One major issue still to be resolved is determining demand for the hemp crop. There’s no processing plant in Indiana that can turn the hemp leaves into the textile-grade fiber that would be marketable on a large scale.
“I don’t know if there is going to be a need for thousands and thousands of acres of it,” Waltz said. “I’d be surprised if takes more than a few hundred acres to satisfy demand.”
Indiana is one of 10 states that has moved to legalize industrial hemp production. (Kentucky researchers planted their first hemp crop in late May.) Some proponents of industrial hemp’s cultivation hope it moves the state a step closer toward legalizing marijuana.
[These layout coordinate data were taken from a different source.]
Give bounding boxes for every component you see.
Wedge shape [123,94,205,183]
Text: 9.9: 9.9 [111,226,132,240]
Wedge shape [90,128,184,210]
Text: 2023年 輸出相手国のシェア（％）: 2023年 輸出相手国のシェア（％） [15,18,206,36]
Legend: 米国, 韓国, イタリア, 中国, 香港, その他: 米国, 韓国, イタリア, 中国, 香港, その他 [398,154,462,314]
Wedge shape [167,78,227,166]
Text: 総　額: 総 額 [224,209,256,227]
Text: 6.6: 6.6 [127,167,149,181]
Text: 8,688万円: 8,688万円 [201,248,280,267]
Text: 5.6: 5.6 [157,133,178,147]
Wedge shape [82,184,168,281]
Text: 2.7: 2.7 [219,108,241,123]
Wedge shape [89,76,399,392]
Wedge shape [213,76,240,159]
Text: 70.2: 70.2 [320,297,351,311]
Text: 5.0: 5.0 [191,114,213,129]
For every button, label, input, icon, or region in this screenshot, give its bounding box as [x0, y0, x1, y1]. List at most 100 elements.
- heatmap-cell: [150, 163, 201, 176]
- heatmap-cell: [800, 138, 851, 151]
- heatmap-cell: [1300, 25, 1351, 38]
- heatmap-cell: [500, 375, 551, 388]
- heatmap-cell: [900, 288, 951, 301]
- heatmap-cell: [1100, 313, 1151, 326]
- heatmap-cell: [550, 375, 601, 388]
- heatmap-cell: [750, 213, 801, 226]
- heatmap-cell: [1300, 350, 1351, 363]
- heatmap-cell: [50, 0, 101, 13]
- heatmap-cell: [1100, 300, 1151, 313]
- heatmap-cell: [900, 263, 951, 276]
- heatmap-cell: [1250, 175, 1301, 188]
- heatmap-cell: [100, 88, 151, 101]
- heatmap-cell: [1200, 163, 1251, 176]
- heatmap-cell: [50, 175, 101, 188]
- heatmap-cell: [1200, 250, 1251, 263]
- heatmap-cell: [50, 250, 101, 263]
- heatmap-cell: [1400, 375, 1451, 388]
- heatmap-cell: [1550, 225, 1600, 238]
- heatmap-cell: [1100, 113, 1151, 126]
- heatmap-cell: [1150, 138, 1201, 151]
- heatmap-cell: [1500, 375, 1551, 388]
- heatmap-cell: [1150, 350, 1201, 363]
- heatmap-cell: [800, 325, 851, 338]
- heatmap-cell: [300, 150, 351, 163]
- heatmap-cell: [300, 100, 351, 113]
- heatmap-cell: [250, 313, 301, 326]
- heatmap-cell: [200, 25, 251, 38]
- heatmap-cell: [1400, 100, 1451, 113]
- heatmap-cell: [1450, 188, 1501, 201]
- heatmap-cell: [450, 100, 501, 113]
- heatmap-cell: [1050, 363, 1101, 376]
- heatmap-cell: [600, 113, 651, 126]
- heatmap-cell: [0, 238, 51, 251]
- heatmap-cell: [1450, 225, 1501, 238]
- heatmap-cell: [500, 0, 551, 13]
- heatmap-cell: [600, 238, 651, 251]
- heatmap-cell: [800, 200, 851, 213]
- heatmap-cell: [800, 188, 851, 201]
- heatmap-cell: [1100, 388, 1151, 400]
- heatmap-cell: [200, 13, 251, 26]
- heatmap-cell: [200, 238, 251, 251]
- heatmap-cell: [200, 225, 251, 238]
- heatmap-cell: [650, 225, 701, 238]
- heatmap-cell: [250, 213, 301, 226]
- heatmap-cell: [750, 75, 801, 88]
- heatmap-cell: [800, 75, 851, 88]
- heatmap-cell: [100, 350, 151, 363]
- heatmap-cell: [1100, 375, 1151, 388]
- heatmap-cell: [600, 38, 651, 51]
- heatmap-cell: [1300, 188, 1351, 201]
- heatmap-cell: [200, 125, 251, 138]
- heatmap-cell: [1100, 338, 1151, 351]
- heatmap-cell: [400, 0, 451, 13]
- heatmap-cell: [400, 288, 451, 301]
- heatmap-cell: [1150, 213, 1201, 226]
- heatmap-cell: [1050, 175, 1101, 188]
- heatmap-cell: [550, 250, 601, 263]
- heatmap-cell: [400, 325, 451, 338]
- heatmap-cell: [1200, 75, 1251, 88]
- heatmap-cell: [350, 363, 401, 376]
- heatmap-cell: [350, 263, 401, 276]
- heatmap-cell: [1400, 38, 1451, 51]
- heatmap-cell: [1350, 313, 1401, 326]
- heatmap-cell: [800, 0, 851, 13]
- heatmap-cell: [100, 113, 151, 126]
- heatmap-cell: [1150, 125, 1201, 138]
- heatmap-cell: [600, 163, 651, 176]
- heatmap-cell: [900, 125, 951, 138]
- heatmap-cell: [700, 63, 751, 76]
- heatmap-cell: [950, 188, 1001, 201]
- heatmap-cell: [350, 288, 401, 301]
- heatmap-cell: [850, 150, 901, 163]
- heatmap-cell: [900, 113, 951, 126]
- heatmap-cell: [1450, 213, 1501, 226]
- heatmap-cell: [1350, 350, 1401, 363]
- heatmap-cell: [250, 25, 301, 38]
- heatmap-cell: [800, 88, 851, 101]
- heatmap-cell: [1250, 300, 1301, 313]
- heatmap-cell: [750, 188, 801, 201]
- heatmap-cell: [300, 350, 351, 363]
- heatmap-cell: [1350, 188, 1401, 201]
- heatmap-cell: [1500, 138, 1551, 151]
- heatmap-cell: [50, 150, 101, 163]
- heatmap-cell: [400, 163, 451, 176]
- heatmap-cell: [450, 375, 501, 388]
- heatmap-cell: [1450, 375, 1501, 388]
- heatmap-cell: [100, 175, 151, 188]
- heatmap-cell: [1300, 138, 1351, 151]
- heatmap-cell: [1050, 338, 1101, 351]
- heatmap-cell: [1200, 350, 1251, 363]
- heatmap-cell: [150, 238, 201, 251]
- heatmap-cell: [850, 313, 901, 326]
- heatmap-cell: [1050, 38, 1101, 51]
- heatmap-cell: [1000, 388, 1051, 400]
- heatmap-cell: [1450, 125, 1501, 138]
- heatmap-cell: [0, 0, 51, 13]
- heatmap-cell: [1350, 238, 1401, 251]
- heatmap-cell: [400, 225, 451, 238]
Waltz doesn’t see that happening anytime soon, though he keeps his opinion to himself.
“That’s really not my role,” he said. Instead, his job is to put together what he called “the best science and the best policy and the best social construct to bring about what needs to happen.”
“That’s really my charge,” Waltz said. “Anything else is beyond the bounds.”
To make sure he’s following the Legislature’s intent, Waltz has met several times with state Rep. Don Lehe, R-Brookston, a farmer who chairs the House Committee on Agriculture and Rural Development.
“I think he’s doing a fantastic job,” Lehe said of Waltz. “It’s not easy. We tell him what to do and he has to figure out how to do it.”
Unlike Waltz, Lehe voices his opinion about the hemp law’s potential impact on the state’s drug laws. “I’m very committed to this not turning into a doorway for statewide marijuana liberalization,” he said. “We’re not interested in using hemp to legalize pot.”